5. TERUGBLIK EN UITZICHT

Uit de beschrijving van de bijzondere zielzorg en het organisatieleven is pastoor Bos naar voren gekomen als de grote gangmaker. Van meet af aan streefde hij actief via allerlei wegen naar een zelfvoorzienende parochie. Bovendien wilde hij al zijn parochianen een katholieke lucht laten ademen en hen tegen verkeerde invloeden beschermen. De verdwaalde schapen moesten door herderlijke zorg weer terug gebracht worden naar de parochiële kudde.
 In dat streven naar zelfvoorziening en bescherming kreeg Bos weerstand te verduren. Ten eerste van de meer stedelijk georienteerde instanties en personen uit Arnhem, die de organisatiedrift van de pastoor in toom hielden. De tweede vorm van tegenspel kwam uit de parochie en was van meer structurele aard. Een stedelijke parochie als de Sint Jan kon vanwege haar religieus én sociaal gemengde karakter nooit de parochiële volksgemeenschap zijn, die Bos en andere pastoors voor ogen hadden, het charismatisch optreden en de vele persoonlijke contacten van figuren als Bos ten spijt. Het Rijke Roomsche Leven met het hieraan gekoppelde beeld van de volgzame katholieke massa ging niet op voor de Sint Jansparochie, ook niet tijdens het pastoraat van Bos. Dit is gebleken uit de cijfers over gemengd huwelijk, kerkbezoek, schoolbezoek en lidmaatschap van jeugdverenigingen. De vele vormen van directe en bijzondere zielzorg gaven niet voldoende controle en bescherming om de kudde bijeen te houden.
 Na 1930 werden nauwelijks nieuwe organisatorische activiteiten ondernomen die specifiek waren voor de Sint Jan. Binnen veel bestaande organisaties werd grootschaligheid en onpersoonlijkheid troef, en men kreeg steeds meer afdelingen van stedelijke, diocesane en vooral nationale katholieke organisaties. De doelstelling van andere organisaties zoals het Sint Antoniushuis, de Mariastichting en later ook het Katholiek Centrum Klarendal raakten overleefd en moesten worden aangepast .

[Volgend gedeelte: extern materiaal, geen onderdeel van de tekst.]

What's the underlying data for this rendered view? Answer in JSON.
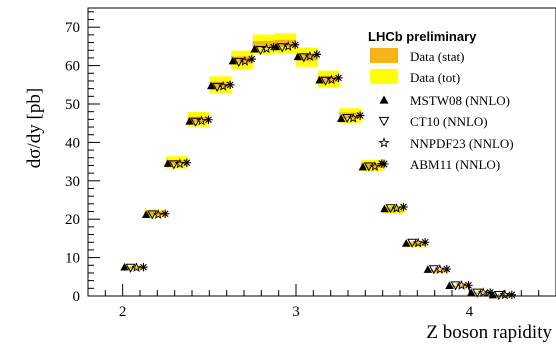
{
  "chart_data": {
    "type": "scatter",
    "title": "",
    "annotation": "LHCb preliminary",
    "xlabel": "Z boson rapidity",
    "ylabel": "dσ/dy [pb]",
    "xlim": [
      1.8,
      4.5
    ],
    "ylim": [
      0,
      75
    ],
    "x_ticks": [
      2,
      3,
      4
    ],
    "y_ticks": [
      0,
      10,
      20,
      30,
      40,
      50,
      60,
      70
    ],
    "grid": false,
    "legend_position": "top-right",
    "bin_width": 0.125,
    "data": {
      "x": [
        2.0625,
        2.1875,
        2.3125,
        2.4375,
        2.5625,
        2.6875,
        2.8125,
        2.9375,
        3.0625,
        3.1875,
        3.3125,
        3.4375,
        3.5625,
        3.6875,
        3.8125,
        3.9375,
        4.0625,
        4.1875
      ],
      "y": [
        7.3,
        21.5,
        34.8,
        46.0,
        55.0,
        61.5,
        65.5,
        65.8,
        62.2,
        56.5,
        47.0,
        34.0,
        22.5,
        13.5,
        6.5,
        2.5,
        0.8,
        0.3
      ],
      "stat_err": [
        0.3,
        0.5,
        0.6,
        0.7,
        0.8,
        0.9,
        0.9,
        0.9,
        0.9,
        0.8,
        0.8,
        0.7,
        0.6,
        0.5,
        0.35,
        0.25,
        0.15,
        0.1
      ],
      "tot_err": [
        0.5,
        1.0,
        1.6,
        1.9,
        2.2,
        2.4,
        2.6,
        2.6,
        2.5,
        2.2,
        1.9,
        1.5,
        1.0,
        0.7,
        0.4,
        0.3,
        0.2,
        0.15
      ]
    },
    "series": [
      {
        "name": "MSTW08 (NNLO)",
        "marker": "filled-triangle-up",
        "values": [
          7.5,
          21.2,
          34.5,
          45.5,
          54.7,
          61.2,
          64.3,
          64.9,
          62.3,
          56.2,
          46.2,
          33.6,
          22.7,
          13.7,
          6.9,
          2.7,
          0.85,
          0.25
        ]
      },
      {
        "name": "CT10 (NNLO)",
        "marker": "open-triangle-down",
        "values": [
          7.4,
          21.3,
          34.3,
          45.4,
          54.5,
          61.0,
          64.1,
          64.8,
          62.2,
          56.1,
          46.4,
          33.8,
          22.9,
          13.9,
          7.0,
          2.8,
          0.9,
          0.3
        ]
      },
      {
        "name": "NNPDF23 (NNLO)",
        "marker": "open-star",
        "values": [
          7.4,
          21.2,
          34.4,
          45.6,
          54.6,
          61.1,
          64.4,
          65.0,
          62.4,
          56.3,
          46.3,
          33.7,
          22.8,
          13.8,
          6.9,
          2.75,
          0.88,
          0.28
        ]
      },
      {
        "name": "ABM11 (NNLO)",
        "marker": "asterisk",
        "values": [
          7.5,
          21.4,
          34.7,
          45.9,
          55.0,
          61.7,
          64.8,
          65.4,
          62.9,
          56.8,
          47.0,
          34.5,
          23.2,
          14.0,
          7.0,
          2.8,
          0.9,
          0.3
        ]
      }
    ],
    "legend": [
      {
        "label": "Data (stat)",
        "swatch": "#f5b417"
      },
      {
        "label": "Data (tot)",
        "swatch": "#ffff00"
      },
      {
        "label": "MSTW08 (NNLO)",
        "marker": "filled-triangle-up"
      },
      {
        "label": "CT10 (NNLO)",
        "marker": "open-triangle-down"
      },
      {
        "label": "NNPDF23 (NNLO)",
        "marker": "open-star"
      },
      {
        "label": "ABM11 (NNLO)",
        "marker": "asterisk"
      }
    ],
    "colors": {
      "stat": "#f5b417",
      "tot": "#ffff00",
      "markers": "#000000"
    }
  }
}
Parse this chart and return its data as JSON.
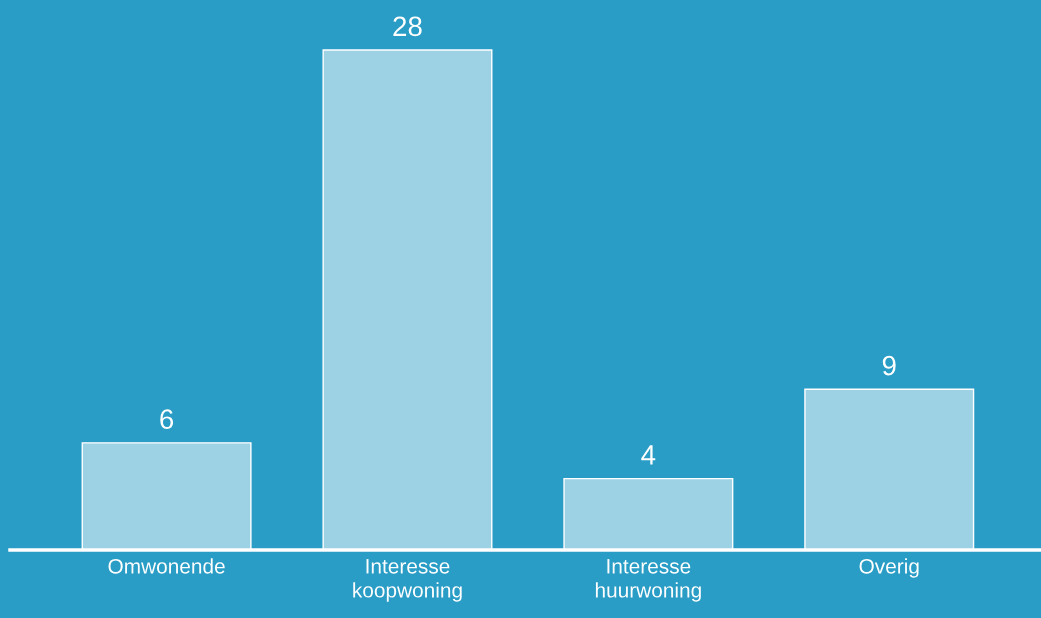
{
  "chart_data": {
    "type": "bar",
    "categories": [
      "Omwonende",
      "Interesse\nkoopwoning",
      "Interesse\nhuurwoning",
      "Overig"
    ],
    "values": [
      6,
      28,
      4,
      9
    ],
    "color": "#9dd2e5",
    "data_labels": true,
    "grid": false,
    "legend": false
  }
}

 Kortom, parochiële organisaties verdwenen of verloren vele functies aan organisaties op hoger niveau. De katholieke en parochiële inkleuring van de organisaties werd als gevolg van dit functieverlies steeds moeilijker en werd een zaak van een kleine slinkende elite van geestelijken (kapelaans) en leken. De zielzorg groeide, net als het jeugdwerk, de charitas, de gezonheidszorg, de cultuur en het onderwijs, uit tot een specialisme onder velen, en de kerk werd daarmee teruggeworpen op een afgebakend terrein van het maatschappelijk leven: de godsdienst. De parochie kon in deze contekst niet de alles en iedereen omvattende gemeenschap zijn, de geestelijkheid en de kerk moesten geleidelijk hun leidinggevende functie op vele terreinen van het maatschappelijk én persoonlijk leven prijsgeven.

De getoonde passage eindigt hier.